Click the name of the target server. On the server details page that is displayed, choose Asset Fingerprints > Containers.
Click a fingerprint in the fingerprint list, and click Discover Assets on the upper area of the list on the right.

Currently, only Web Applications, Web Services, Web Frameworks, Websites, Middleware, and Databases support real-time manual collection and update. Information about other types is automatically collected and updated every day.

Figure 1 Collecting data now
After the automatic execution is complete, the last scan time is updated and the latest container asset information is displayed.

Manually Collecting the Latest Asset Fingerprints of All Containers

To view the latest data of accounts, open ports, processes, software, auto-started items, websites, web frameworks, middleware, web services, web applications, and databases in real time, you can manually collect their fingerprints.

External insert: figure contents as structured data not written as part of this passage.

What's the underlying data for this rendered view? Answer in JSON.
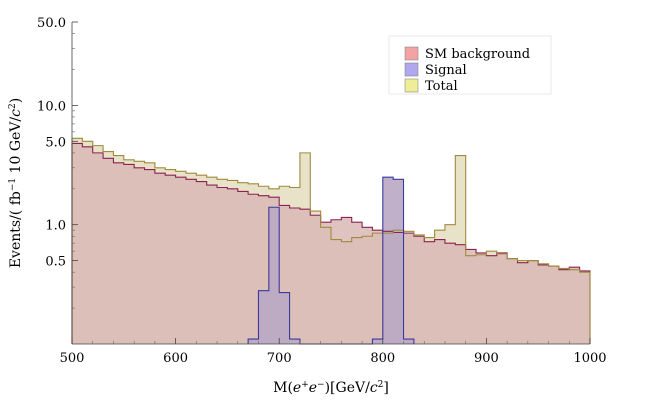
{
  "chart_data": {
    "type": "histogram",
    "xlabel_prefix": "M(",
    "xlabel_suffix": ")[GeV/",
    "xlabel_end": "]",
    "ylabel_prefix": "Events/( fb",
    "ylabel_mid": " 10 GeV/",
    "ylabel_end": ")",
    "x_ticks": [
      "500",
      "600",
      "700",
      "800",
      "900",
      "1000"
    ],
    "y_ticks": [
      "0.5",
      "1.0",
      "5.0",
      "10.0",
      "50.0"
    ],
    "y_tick_values": [
      0.5,
      1.0,
      5.0,
      10.0,
      50.0
    ],
    "xlim": [
      500,
      1000
    ],
    "ylim": [
      0.1,
      50
    ],
    "y_scale": "log",
    "bin_width": 10,
    "legend": [
      "SM background",
      "Signal",
      "Total"
    ],
    "colors": {
      "background_fill": "#d9b8b5",
      "background_line": "#8b2252",
      "signal_fill": "#b9a7c4",
      "signal_line": "#3a3a9c",
      "total_fill": "#e8e3c8",
      "total_line": "#a08a3e",
      "legend_bg": "#f2a4a4",
      "legend_sig": "#b0a8ee",
      "legend_tot": "#eeee99"
    },
    "series": [
      {
        "name": "SM background",
        "bin_start": 500,
        "values": [
          4.8,
          4.5,
          4.0,
          3.6,
          3.3,
          3.2,
          3.0,
          2.9,
          2.7,
          2.6,
          2.5,
          2.4,
          2.3,
          2.15,
          2.05,
          2.0,
          1.9,
          1.8,
          1.75,
          1.7,
          1.45,
          1.38,
          1.35,
          1.2,
          1.05,
          1.1,
          1.15,
          1.05,
          0.95,
          0.9,
          0.88,
          0.86,
          0.85,
          0.8,
          0.72,
          0.75,
          0.7,
          0.68,
          0.62,
          0.58,
          0.55,
          0.58,
          0.52,
          0.48,
          0.5,
          0.46,
          0.45,
          0.42,
          0.44,
          0.41
        ]
      },
      {
        "name": "Signal",
        "bin_start": 670,
        "values": [
          0.11,
          0.28,
          1.4,
          0.27,
          0.11,
          0.0,
          0.0,
          0.0,
          0.0,
          0.0,
          0.0,
          0.0,
          0.11,
          2.5,
          2.4,
          0.11
        ]
      },
      {
        "name": "Total",
        "bin_start": 500,
        "values": [
          5.3,
          5.0,
          4.6,
          4.1,
          3.8,
          3.5,
          3.4,
          3.3,
          3.0,
          2.9,
          2.8,
          2.7,
          2.6,
          2.5,
          2.4,
          2.35,
          2.25,
          2.2,
          2.1,
          2.0,
          2.1,
          2.05,
          4.0,
          1.3,
          0.95,
          0.75,
          0.72,
          0.78,
          0.8,
          0.85,
          0.85,
          0.9,
          0.88,
          0.82,
          0.78,
          0.9,
          1.0,
          3.8,
          0.55,
          0.56,
          0.6,
          0.57,
          0.52,
          0.5,
          0.5,
          0.47,
          0.45,
          0.43,
          0.42,
          0.4
        ]
      }
    ]
  }
}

Log in to the management console.
In the upper left corner of the page, select a region, click , and choose Security & Compliance > Host Security Service.
Choose Asset Management > Container Assets.

In the upper right corner of the page, click Update Asset Fingerprints.
Select the server update scope and click OK.

Figure 2 Updating asset fingerprints
After the Updating Asset Fingerprints status disappears from the button in the upper right corner of the page, you can view the latest asset fingerprints.

Manually Collecting Cluster, Service, Workload, and Container Information

Log in to the management console.
In the upper left corner of the page, select a region, click , and choose Security & Compliance > Host Security Service.
In the navigation pane, choose Asset Management > Container Assets.

Alternatively, you can choose Installation & Configuration > Container Install & Config, click the Cluster tab, and click Synchronize the Latest Assets.
Click the Cluster tab and click Synchronize Clusters in the upper right corner.
Wait for about 5 minutes, refresh the cluster page, and view the latest assets after synchronization.